If you know your pet is more motivated by play rather than food, let us know. If there is a favorite toy, bring it with you. And we have lots of toys at the hospital too. Ask for your pet's favorite toy if you did not bring one with you.
Bring pets hungry. If it is safe for your pet's health, do not offer food at home for several hours and offer a smaller breakfast. This will make your pet more food motivated. Our goal is to keep your dog or cat focused on getting treats and love during the visit.
De-stress the carrier. Make the carrier a fun place to be: Use it as a regular place to feed treats, deliver toys, and spray it with pheromones half an hour before putting the cat into the carrier.
Use tools if you have them. If your pet is nervous and you have a thunder shirt, bring it with you or put it on before getting into the car. If you would like information about Thundershirts, please ask us.
Medication. Some pets have a history of really being scared at the vets. If this is the case, please call and speak with your doctor. We have medication you can give before you leave the house that may be very helpful. Examples of medications that reduce anxiety without making your pet less alert are Trzadone for dogs and Gabapentin for cats. And hopefully, over time, your pet will learn to love coming to see us if the fear is not reinforced during future visits.

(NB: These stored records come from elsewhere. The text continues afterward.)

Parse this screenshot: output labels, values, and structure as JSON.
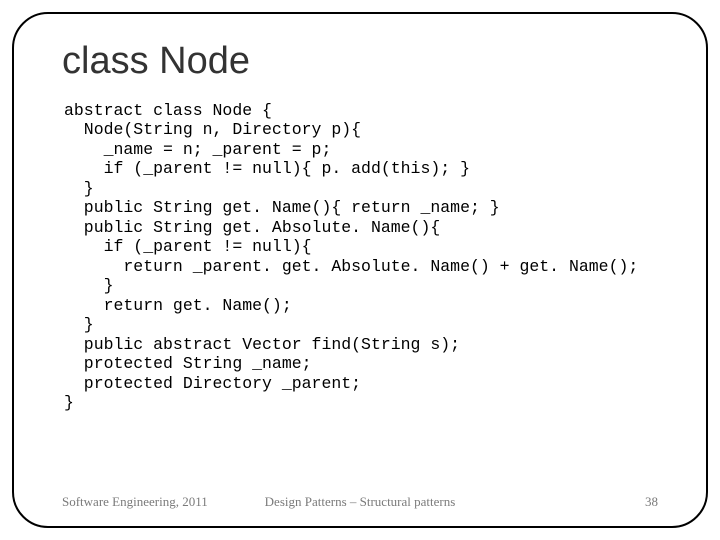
{
  "title": "class Node",
  "code": "abstract class Node {\n  Node(String n, Directory p){\n    _name = n; _parent = p;\n    if (_parent != null){ p. add(this); }\n  }\n  public String get. Name(){ return _name; }\n  public String get. Absolute. Name(){\n    if (_parent != null){\n      return _parent. get. Absolute. Name() + get. Name();\n    }\n    return get. Name();\n  }\n  public abstract Vector find(String s);\n  protected String _name;\n  protected Directory _parent;\n}",
  "footer": {
    "left": "Software Engineering, 2011",
    "center": "Design Patterns – Structural patterns",
    "right": "38"
  }
}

Acclimate nervous pets. If you sense that your pet is anxious during a visit, we encourage you to bring your pet to the hospital between appointments to play and eat a few treats to create a positive association. We offer this at no charge. We also encourage you to day board your pet with us several times. Ideally, this would be a day when we would only pet and play and offer treats. There is a $24 fee for day boarding.
Massage. While your pet is being examined, try massaging the head between the eyes and down the bridge of the nose. This works on dogs and cats. Rabbits prefer to have the area between their ears massaged.